The two funds also have a long track record of dividend growth: Alliance boasts 56 successive years of dividend increases; Witan 48 years. All of which leads Tempus to write “Alliance Witan is a tried-and-tested machine that will appeal primarily to institutions and investors content with a middling income level today on the assurance that it will rise steadily in future.”
Questor: Back this SpaceX investor before its shares rocket
When The Telegraph’s Questor Column first published the above article on global small-cap investor Edinburgh Worldwide (EWI) on 17 July 2024, the message in the title could not have been clearer: buy before the shares go higher. At the time, EWI shares were trading at 154.4p. Two weeks on and the share price still trades at around the same level. Investors, it seems, haven’t missed the boat (or should that be rocket) yet then. Worth a revisit of the tip.
The trigger for the piece, reports that the valuation of Elon Musk’s SpaceX had reached $210bn (£161bn). That’s good news for the £587m fund – at 11.8% of total assets, SpaceX is EWI’s largest position. For the trust invests in both public and private companies that it believes “have exceptional long-term growth prospects, even if they are not necessarily currently profitable. It is more skewed towards younger, smaller businesses valued at under $5bn at the point of first investment and has a pronounced technology theme.”
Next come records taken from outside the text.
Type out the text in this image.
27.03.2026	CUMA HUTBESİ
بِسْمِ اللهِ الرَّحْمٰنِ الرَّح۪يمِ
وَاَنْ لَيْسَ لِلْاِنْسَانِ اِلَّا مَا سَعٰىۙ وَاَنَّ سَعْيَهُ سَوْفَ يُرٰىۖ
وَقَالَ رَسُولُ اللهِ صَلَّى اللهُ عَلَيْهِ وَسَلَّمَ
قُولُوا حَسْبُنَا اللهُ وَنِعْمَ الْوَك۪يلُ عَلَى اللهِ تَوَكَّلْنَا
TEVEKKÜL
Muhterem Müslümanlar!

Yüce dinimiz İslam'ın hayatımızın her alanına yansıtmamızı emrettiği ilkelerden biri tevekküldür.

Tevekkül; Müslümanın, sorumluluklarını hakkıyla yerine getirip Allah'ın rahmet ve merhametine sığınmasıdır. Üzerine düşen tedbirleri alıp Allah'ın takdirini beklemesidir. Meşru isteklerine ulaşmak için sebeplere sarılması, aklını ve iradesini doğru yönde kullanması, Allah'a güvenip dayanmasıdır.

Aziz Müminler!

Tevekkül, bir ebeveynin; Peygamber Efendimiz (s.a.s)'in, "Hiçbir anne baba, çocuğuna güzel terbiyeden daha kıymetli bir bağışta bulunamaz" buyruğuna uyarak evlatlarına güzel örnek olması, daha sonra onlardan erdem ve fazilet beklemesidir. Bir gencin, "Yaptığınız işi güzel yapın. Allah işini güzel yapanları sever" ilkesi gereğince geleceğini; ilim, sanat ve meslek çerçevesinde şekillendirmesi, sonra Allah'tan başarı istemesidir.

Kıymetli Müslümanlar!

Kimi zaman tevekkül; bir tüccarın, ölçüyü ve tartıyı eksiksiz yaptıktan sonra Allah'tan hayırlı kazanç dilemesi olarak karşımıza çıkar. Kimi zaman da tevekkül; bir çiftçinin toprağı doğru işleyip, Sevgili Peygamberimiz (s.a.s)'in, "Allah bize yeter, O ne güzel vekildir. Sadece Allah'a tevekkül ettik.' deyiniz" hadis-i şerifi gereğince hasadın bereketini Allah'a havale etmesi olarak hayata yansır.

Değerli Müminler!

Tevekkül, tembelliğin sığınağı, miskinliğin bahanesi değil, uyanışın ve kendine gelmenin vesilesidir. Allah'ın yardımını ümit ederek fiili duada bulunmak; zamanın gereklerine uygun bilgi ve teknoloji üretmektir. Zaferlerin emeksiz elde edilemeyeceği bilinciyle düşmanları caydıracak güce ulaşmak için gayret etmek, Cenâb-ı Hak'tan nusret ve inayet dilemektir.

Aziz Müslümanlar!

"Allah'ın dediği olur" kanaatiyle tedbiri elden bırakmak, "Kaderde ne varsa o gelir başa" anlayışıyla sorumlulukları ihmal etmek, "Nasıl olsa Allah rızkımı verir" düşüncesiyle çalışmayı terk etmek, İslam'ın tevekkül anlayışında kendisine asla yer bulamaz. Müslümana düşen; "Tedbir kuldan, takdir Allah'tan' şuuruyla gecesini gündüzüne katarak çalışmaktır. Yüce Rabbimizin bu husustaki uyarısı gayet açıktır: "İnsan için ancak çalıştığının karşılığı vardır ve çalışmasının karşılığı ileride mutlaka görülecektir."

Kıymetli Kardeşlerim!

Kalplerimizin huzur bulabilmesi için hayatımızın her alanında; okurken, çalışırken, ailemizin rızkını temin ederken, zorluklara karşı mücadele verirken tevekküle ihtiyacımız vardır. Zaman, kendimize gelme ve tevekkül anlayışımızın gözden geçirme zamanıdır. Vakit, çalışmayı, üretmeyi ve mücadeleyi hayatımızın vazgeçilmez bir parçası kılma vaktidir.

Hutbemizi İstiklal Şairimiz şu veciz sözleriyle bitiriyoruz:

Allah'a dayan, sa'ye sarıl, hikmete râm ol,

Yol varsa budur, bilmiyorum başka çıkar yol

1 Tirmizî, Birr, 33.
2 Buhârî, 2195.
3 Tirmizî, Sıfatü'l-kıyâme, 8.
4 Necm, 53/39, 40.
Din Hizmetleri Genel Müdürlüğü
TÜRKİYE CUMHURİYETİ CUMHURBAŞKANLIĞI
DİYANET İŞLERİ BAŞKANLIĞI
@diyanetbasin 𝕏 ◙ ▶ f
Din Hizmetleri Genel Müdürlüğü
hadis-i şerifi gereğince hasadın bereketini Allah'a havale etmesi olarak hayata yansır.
Certainly, the shares could do with a boost. For over the past three years, EWI’s share price has halved. And in the latest half-year results, the trust posted a relatively pedestrian-looking +4.6% underlying return compared to the +15% gain clocked by the index. But at least that was an improvement on the -23% and -40% losses reported for the previous two financial years. What’s more, Questor believes that with, albeit limited, interest rate cuts on the horizon, the outlook for the growth fund has brightened. The article concludes “investors should be wary of committing too much money to Baillie Gifford if they already hold Scottish Mortgage for example. Nevertheless, viewed on its own merits, we have no hesitation in repeating our recommendation for this trust.”